According to Countryaah, the country’s president since 1999, Abdelaziz Bouteflika, spent three months between April and July in hospitals in France, reportedly for care after a stroke.
Several groups of organized unemployed youth demonstrated in March in a number of places in southern Algeria and Algeria with demands for more jobs for young people. The government responded by promising certain measures.
An Algerian doctor was sentenced in May to 12 years in prison for having taken children away and selling them as adoptive children to France. Seven other people were also sentenced to prison for interference, six of them in their absence.
Long penalties for business brothers
Three brothers in the business family Kouninef, known for having had close contacts with former president Bouteflika, are sentenced to long prison terms (see April 22, 2019). They are sentenced to 16, 15 and 12 years in prison after having previously been convicted of corruption and money laundering. During Bouteflika’s time, their engineering and construction companies won contracts for publicly funded work.
Berber dish on world heritage list
The UN organization Unesco classifies couscous as a cultural world heritage site following a joint application from Algeria, Morocco, Mauritania and Tunisia. Couscous consists of crushed groats, usually of wheat, which is steamed and served with a main course and a large variety of seasoning options. Couscous dishes are considered to be of Berber origin and are common throughout North Africa.
Stricter rules for online media
The rules for electronic media are tightened by decree.
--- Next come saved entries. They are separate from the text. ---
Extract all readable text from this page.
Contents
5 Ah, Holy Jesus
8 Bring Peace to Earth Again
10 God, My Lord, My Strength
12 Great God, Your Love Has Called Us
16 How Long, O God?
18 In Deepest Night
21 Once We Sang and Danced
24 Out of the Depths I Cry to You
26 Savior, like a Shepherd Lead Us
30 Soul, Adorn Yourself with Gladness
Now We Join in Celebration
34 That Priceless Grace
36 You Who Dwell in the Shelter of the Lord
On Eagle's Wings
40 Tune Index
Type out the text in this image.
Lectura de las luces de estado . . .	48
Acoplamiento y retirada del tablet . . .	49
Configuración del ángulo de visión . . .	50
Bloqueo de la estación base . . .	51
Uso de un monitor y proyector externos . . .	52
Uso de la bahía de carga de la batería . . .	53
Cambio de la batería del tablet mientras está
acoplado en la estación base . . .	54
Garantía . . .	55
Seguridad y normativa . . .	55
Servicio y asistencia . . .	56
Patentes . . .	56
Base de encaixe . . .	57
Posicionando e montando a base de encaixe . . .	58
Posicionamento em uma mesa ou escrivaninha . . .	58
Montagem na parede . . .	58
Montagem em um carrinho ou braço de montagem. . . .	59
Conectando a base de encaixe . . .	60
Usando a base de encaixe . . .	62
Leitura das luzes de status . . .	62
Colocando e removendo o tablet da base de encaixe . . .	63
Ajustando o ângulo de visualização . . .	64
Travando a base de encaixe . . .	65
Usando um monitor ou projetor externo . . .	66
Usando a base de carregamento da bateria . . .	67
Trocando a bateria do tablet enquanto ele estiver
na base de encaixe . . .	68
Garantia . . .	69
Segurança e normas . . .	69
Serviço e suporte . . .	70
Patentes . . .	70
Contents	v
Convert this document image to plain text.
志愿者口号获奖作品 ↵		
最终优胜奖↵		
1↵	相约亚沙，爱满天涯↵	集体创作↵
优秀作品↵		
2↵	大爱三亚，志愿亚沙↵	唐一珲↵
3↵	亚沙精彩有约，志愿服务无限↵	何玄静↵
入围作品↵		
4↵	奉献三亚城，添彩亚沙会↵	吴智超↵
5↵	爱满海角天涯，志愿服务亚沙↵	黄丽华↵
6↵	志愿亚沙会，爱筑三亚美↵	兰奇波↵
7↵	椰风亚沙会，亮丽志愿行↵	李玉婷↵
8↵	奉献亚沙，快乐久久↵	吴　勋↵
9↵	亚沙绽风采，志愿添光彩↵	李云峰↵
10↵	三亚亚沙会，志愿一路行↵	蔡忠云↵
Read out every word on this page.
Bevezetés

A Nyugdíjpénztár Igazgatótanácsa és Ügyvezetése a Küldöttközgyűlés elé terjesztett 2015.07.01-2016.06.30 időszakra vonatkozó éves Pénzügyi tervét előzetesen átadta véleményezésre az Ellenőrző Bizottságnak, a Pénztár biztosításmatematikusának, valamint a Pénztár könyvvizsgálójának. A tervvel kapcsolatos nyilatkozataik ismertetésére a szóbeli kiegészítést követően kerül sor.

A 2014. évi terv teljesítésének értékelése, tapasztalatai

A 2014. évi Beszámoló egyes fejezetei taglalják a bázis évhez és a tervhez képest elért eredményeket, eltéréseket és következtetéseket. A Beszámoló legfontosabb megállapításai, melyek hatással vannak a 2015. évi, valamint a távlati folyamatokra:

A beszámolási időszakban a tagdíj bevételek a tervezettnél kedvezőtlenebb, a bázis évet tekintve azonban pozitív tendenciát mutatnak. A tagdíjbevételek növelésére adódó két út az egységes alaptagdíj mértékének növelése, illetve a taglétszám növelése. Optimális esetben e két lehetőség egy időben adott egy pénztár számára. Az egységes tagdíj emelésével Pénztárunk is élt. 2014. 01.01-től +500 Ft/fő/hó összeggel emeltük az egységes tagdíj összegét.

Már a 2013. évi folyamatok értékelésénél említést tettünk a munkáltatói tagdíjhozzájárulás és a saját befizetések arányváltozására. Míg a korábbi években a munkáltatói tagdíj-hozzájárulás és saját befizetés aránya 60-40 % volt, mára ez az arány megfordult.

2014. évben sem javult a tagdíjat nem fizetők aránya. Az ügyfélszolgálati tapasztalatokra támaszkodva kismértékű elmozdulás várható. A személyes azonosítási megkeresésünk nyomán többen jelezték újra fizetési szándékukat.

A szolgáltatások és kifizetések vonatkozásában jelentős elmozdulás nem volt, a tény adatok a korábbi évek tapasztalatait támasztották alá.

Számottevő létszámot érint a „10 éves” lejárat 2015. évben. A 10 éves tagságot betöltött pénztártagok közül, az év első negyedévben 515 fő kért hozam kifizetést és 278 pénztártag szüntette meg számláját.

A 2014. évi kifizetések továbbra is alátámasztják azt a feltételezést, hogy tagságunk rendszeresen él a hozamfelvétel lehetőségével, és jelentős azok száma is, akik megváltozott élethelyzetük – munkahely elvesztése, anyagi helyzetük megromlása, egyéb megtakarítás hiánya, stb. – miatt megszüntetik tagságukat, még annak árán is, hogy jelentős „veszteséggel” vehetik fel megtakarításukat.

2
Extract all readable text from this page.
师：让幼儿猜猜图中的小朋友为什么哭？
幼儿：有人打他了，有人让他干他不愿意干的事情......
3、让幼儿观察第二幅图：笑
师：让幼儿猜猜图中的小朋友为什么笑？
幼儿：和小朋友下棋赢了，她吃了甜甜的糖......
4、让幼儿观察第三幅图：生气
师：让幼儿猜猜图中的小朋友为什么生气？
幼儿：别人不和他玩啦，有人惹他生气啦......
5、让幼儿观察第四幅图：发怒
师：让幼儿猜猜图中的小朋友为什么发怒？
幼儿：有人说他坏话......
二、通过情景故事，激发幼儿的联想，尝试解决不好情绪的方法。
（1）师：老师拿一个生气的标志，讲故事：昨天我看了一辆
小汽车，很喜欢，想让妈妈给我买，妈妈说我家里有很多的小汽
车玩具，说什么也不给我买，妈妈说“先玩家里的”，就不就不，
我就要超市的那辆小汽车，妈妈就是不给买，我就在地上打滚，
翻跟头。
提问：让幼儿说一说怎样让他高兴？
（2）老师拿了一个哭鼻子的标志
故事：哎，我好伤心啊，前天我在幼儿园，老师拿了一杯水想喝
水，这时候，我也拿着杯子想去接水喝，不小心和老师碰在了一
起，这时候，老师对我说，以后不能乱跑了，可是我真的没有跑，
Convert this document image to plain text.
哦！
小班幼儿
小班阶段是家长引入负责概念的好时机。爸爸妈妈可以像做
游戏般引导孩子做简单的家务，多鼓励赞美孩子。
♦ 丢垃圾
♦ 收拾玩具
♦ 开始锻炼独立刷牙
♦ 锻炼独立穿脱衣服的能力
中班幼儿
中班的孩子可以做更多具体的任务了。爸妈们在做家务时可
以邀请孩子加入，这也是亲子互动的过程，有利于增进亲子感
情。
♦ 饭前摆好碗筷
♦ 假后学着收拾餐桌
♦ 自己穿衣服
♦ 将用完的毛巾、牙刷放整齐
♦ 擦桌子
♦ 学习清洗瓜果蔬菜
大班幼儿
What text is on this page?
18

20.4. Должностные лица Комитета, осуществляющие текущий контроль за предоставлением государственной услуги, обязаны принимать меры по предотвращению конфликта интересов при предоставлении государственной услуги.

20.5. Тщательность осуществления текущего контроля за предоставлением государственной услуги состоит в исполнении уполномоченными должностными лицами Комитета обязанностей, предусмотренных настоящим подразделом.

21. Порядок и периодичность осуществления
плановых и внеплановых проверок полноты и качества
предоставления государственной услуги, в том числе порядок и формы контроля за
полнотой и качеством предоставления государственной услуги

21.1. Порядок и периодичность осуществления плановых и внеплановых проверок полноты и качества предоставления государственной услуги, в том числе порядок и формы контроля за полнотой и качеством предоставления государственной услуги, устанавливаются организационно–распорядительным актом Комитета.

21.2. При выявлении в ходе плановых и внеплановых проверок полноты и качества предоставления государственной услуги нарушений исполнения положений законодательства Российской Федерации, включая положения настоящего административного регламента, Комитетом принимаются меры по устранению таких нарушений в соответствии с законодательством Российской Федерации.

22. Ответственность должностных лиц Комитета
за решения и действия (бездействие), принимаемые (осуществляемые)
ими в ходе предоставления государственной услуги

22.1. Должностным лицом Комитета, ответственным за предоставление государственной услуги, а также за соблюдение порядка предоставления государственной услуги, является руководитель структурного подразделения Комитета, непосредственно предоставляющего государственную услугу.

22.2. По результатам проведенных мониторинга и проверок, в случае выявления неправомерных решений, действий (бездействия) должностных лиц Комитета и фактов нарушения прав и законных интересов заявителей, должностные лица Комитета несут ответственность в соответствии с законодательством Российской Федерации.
In future, online media must apply for a license and operate with Algeria as a base. Two new authorities are set up to monitor them: one for media companies and one for audiovisual services, such as video broadcasting. As President Tebboune is being cared for abroad for covid-19 (see 3 November), the decree will be signed by Prime Minister Abdelaziz Djerad. The rule changes will be implemented in 2021.
Conditional sentence for Hirakledare
Karim Tabbou, one of the most famous leaders of the protest movement Hirak, is sentenced to one year probation and a fine. The criminal classification is that he has “undermined national security”. In a separate case, Tabbou was sentenced in April, after an appeal, to one year in prison. He has served that sentence over time in custody (see 2 July 2020).